A story I’ve been working on for the last 5 years now came to a close last week. I finished it. I wrote it all down, got all the characters straight, got the story I wanted written done. And it was emotional.
For 5 years this story has been changing, evolving, becoming more and more something I needed to finish and get out there. I’ve always had the dream of becoming a published author, the write the next great book. And even if it didn’t become the next Harry Potter I’d be okay because I got it out there anyways. But for 5 years this lived with me, always in the back of my mind, characters developing, changing, taking over in some cases (that’s another blog post). And now it was done, a manuscript ready to submit to a publisher. All four hundred or so pages. No longer processing through my mind. When something with you for that long, it leaves a weird feeling.
But here’s why it was more emotional. The changes that that story had gone through from the point of its inception to now are amazing. A lot of things never made it to full ideas but I still have the notes. There’s pages and pages of notes showing how much things had changed. The entire ending of the one character took a totally different turn, one character became more than he was supposed to, and another one ended up having three chapter completely rewritten. And though those changes all work better, it’s totally different than I had first come up with. Those pages of idea lie like fallen leaves, there but not useful anymore.
I don’t regret the changes I made, even if it was hard to do. To rewrite entire chapters is not easy.

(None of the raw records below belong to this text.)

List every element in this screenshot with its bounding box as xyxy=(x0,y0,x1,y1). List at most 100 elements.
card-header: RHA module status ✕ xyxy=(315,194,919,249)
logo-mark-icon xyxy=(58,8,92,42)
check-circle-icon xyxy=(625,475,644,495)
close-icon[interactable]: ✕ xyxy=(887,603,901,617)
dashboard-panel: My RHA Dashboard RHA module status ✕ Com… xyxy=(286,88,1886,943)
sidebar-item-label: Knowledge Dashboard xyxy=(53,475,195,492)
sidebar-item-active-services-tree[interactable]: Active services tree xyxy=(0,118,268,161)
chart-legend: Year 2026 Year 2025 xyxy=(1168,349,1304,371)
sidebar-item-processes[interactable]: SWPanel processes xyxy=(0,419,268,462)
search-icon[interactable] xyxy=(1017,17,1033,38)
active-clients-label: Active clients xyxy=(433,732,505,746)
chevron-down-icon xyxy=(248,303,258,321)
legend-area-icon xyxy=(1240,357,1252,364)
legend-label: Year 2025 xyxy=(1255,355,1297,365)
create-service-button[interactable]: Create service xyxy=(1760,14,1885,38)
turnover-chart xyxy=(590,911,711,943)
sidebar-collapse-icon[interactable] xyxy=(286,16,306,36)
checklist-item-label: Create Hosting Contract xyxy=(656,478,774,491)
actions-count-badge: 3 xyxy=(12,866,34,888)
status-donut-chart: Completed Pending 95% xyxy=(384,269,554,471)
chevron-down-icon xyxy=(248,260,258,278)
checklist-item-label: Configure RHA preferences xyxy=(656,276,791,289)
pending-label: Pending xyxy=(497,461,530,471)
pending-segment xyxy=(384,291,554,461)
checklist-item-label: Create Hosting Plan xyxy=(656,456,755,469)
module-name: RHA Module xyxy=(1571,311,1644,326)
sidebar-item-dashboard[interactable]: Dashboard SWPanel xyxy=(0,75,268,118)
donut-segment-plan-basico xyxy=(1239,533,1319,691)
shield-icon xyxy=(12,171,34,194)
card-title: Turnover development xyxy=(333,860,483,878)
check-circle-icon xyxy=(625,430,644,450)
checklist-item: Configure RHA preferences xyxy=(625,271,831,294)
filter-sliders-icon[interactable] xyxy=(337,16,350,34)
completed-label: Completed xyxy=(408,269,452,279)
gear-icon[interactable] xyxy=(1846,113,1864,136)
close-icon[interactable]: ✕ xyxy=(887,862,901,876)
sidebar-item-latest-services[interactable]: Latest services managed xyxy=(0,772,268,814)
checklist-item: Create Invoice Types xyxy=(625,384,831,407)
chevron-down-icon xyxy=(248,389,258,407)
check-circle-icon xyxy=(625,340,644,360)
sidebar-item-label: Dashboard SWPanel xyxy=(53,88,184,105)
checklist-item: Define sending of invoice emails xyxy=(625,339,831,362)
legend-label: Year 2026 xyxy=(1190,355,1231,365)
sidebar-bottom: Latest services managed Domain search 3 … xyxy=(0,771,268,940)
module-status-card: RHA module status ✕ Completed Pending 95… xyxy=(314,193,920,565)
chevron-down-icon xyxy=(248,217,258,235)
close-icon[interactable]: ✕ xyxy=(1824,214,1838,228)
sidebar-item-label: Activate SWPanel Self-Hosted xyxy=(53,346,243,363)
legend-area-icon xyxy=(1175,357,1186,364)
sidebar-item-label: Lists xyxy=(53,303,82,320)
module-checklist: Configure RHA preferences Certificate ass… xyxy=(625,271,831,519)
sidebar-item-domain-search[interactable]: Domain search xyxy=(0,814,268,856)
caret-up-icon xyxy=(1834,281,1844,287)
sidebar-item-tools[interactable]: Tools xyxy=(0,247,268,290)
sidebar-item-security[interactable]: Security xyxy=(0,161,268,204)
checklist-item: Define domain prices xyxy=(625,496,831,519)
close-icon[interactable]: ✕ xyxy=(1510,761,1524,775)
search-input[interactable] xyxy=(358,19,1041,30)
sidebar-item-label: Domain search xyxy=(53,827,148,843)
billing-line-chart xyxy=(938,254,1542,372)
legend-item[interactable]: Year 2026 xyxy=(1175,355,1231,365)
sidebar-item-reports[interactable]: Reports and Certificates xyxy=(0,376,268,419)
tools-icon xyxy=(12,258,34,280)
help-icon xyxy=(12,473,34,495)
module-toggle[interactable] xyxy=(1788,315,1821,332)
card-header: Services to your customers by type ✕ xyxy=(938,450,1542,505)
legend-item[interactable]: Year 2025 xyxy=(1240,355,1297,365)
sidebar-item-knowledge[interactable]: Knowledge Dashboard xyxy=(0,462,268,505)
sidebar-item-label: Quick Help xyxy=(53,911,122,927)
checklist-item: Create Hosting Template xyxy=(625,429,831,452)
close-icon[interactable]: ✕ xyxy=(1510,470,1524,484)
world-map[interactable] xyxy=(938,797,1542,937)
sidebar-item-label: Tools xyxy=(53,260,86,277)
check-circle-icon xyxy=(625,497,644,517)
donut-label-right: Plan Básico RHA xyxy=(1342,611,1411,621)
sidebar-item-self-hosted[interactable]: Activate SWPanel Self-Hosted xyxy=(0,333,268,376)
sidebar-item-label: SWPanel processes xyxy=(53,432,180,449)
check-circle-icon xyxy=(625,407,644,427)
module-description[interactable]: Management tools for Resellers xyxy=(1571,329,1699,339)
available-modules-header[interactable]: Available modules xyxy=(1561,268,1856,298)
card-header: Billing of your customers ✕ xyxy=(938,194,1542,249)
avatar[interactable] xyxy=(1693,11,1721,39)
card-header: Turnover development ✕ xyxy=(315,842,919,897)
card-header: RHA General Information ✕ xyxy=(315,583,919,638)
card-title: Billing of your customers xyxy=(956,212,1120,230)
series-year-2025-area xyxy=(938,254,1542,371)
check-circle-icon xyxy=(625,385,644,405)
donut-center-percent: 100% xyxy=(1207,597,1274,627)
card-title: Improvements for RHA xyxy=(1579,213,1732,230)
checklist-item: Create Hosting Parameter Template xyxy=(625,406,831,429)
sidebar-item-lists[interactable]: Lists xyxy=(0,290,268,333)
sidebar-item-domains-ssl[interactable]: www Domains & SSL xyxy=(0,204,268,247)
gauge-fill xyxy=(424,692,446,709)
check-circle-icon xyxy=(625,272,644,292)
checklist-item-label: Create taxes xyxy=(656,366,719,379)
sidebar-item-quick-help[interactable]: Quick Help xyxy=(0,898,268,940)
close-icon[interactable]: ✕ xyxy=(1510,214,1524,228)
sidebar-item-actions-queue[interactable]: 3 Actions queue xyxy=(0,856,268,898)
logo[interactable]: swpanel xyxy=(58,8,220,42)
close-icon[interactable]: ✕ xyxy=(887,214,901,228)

Now I’m onto the next step and though I don’t want to belittle the writing end because there’s nothing small and insignificant about what writers do, the next step is an even bigger adventure, for me at least. Maybe it’s because it’s a step I’ve never taken before. Writing is something I’ve always done and though this story is bigger and more complex than anything I’ve ever written and probably better because it’s matured as I have, writing doesn’t scare me. Getting others to read it, judge it, and seeing it on a shelf with my name on it, that’s scary. But that’s what I want. This story is something I’m proud of and want to see it with my name attached.
So here’s the thing. Despite the fact that it took 5 years, that something for months it sat, nothing happening, that changes got made every step of the way and will continue to get made, it was something I never gave up on. And despite the fact that it’s now done and it’s not the story I started with, I’m still happy with it.
For all of you out there, struggling to write something, don’t give up. Make it happen. Take that next step. Sometimes the next step is letting it sit and that’s okay. Let things change, you can decide later if you like it or not. Just write what makes sense to you and if it’s a dream, let that dream come true. Take the scary step.